Menu Fermer

Mini Metro+ est aussi bon qu’il peut l’être

Il y a une élégance particulière dans les plans de métro. Cela tient en grande partie à leur aspect : le minimalisme et les couleurs étrangement ludiques. Je regarde le plan du métro de Londres et je vois une sorte de jouet scandinave pour enfants. Vous savez, le genre de jouets en bois, un peu tactiles et toujours passivement éducatifs, conçus par des visages sympathiques en blouse blanche qui veulent que vous vous amusiez, mais aussi que vous développiez des parties très spécifiques de votre cerveau pendant que vous le faites. C’est également là que réside la véritable élégance de ce système. Comparé à tout autre type de plan de transport public, un plan de métro est aussi simple à regarder – mais il doit avoir été réalisé par un génie.

C’est pourquoi les plans de métro font un jeu vidéo parfait, et Mini Metro – devenu Mini Metro+, avec quelques améliorations apportées pour son arrivée sur Apple Arcade – en est le parfait exemple. C’est le jeu mobile, simple, clair et parfaitement adapté à la plate-forme. C’est la raison d’être d’Apple Arcade : vendre le jeu mobile comme autre chose qu’un véhicule pour les microtransactions à la sortie des toilettes (les “cleverclogs” vous diront que ça a toujours été le cas, si vous saviez où regarder, mais le volume de bêtises rend cette vieille attitude pardonnable). Le fait de l’intégrer au service d’abonnement est un signe qu’Apple a compris.

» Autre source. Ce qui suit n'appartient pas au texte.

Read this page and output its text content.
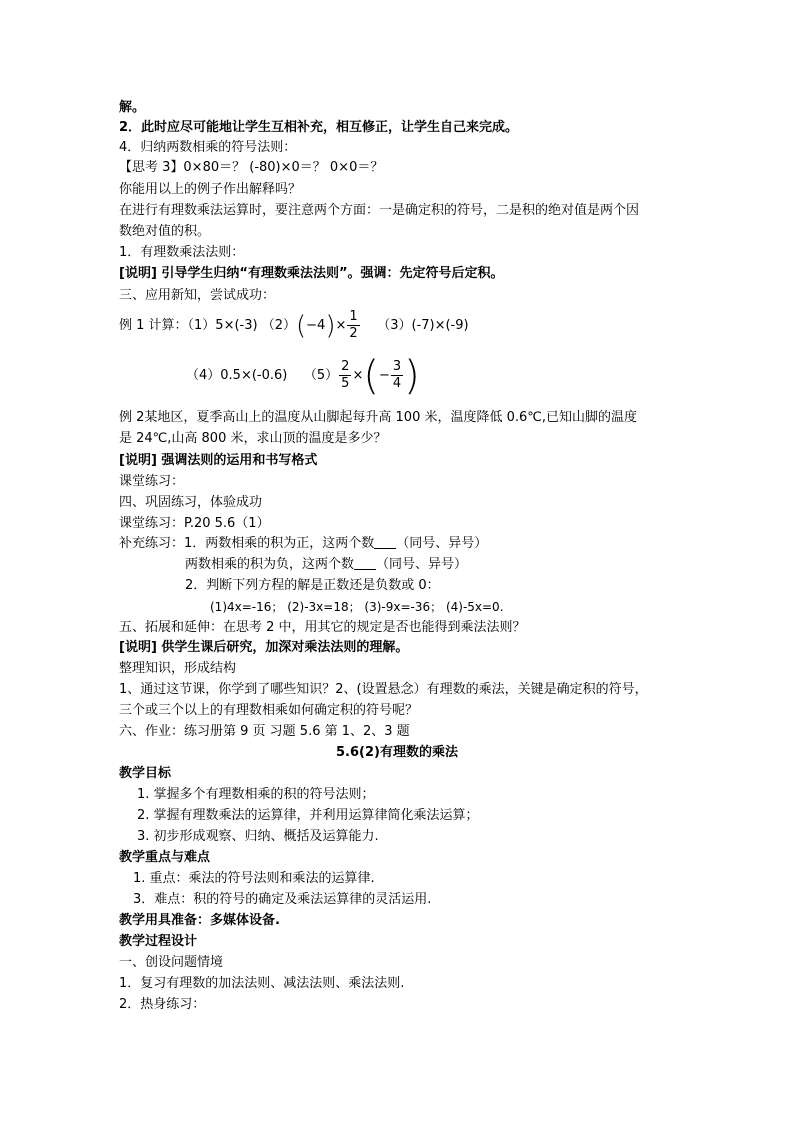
解。
2．此时应尽可能地让学生互相补充，相互修正，让学生自己来完成。
4．归纳两数相乘的符号法则：
【思考 3】0×80＝？ (-80)×0＝？ 0×0＝？
你能用以上的例子作出解释吗？
在进行有理数乘法运算时，要注意两个方面：一是确定积的符号，二是积的绝对值是两个因
数绝对值的积。
1．有理数乘法法则：
[说明] 引导学生归纳“有理数乘法法则”。强调：先定符号后定积。
三、应用新知，尝试成功：
例 1 计算：（1）5×(-3) $(2)(-4)\times \frac{1}{2} (3)(-7)\times(-9)$
（4）0.5×(-0.6) $(5) \frac{2}{5}$ ×(− $\frac{3}{4}$ )
例 2某地区，夏季高山上的温度从山脚起每升高 100 米，温度降低 0.6℃,已知山脚的温度
是 24℃,山高 800 米，求山顶的温度是多少？
[说明] 强调法则的运用和书写格式
课堂练习：
四、巩固练习，体验成功
课堂练习：P.20 5.6（1）
补充练习：1．两数相乘的积为正，这两个数 （同号、异号）
两数相乘的积为负，这两个数 （同号、异号）
2．判断下列方程的解是正数还是负数或 0：
(1)4x=-16； (2)-3x=18； (3)-9x=-36； (4)-5x=0.
五、拓展和延伸：在思考 2 中，用其它的规定是否也能得到乘法法则？
[说明] 供学生课后研究，加深对乘法法则的理解。
整理知识，形成结构
1、通过这节课，你学到了哪些知识？2、(设置悬念）有理数的乘法，关键是确定积的符号，
三个或三个以上的有理数相乘如何确定积的符号呢？
六、作业：练习册第 9 页 习题 5.6 第 1、2、3 题
5.6(2)有理数的乘法
教学目标
1. 掌握多个有理数相乘的积的符号法则；
2. 掌握有理数乘法的运算律，并利用运算律简化乘法运算；
3. 初步形成观察、归纳、概括及运算能力.
教学重点与难点
1. 重点：乘法的符号法则和乘法的运算律.
3．难点：积的符号的确定及乘法运算律的灵活运用.
教学用具准备：多媒体设备.
教学过程设计
一、创设问题情境
1．复习有理数的加法法则、减法法则、乘法法则.
2．热身练习：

Si vous êtes comme moi, vous avez peut-être découvert Mini Metro à reculons, en passant par le très spécial Mini Motorways, la suite de l’urbanisme de Dinosaur Polo Club qui est sur Arcade depuis un petit moment déjà. Mini Metro est meilleur, je pense, tout simplement. Les teintes pastel de L.A. ou Tokyo vous manqueront, mais l’aspect européen de Metro est un bon remplacement. Le concept est le même, mais avec de nombreuses petites différences structurelles. Plutôt que d’aller de maisons en bureaux ou en usines, les petites gens de ce monde apparaissent comme des formes dans des stations, qui doivent se rendre dans d’autres stations de la forme correspondante. Pour cette raison, il n’y a ni début ni fin – chaque station est à la fois origine et destination – et une ligne de métro peut techniquement avoir une longueur infinie, contrairement aux routes limitées des autoroutes. Les limites sont ici le nombre de lignes différentes.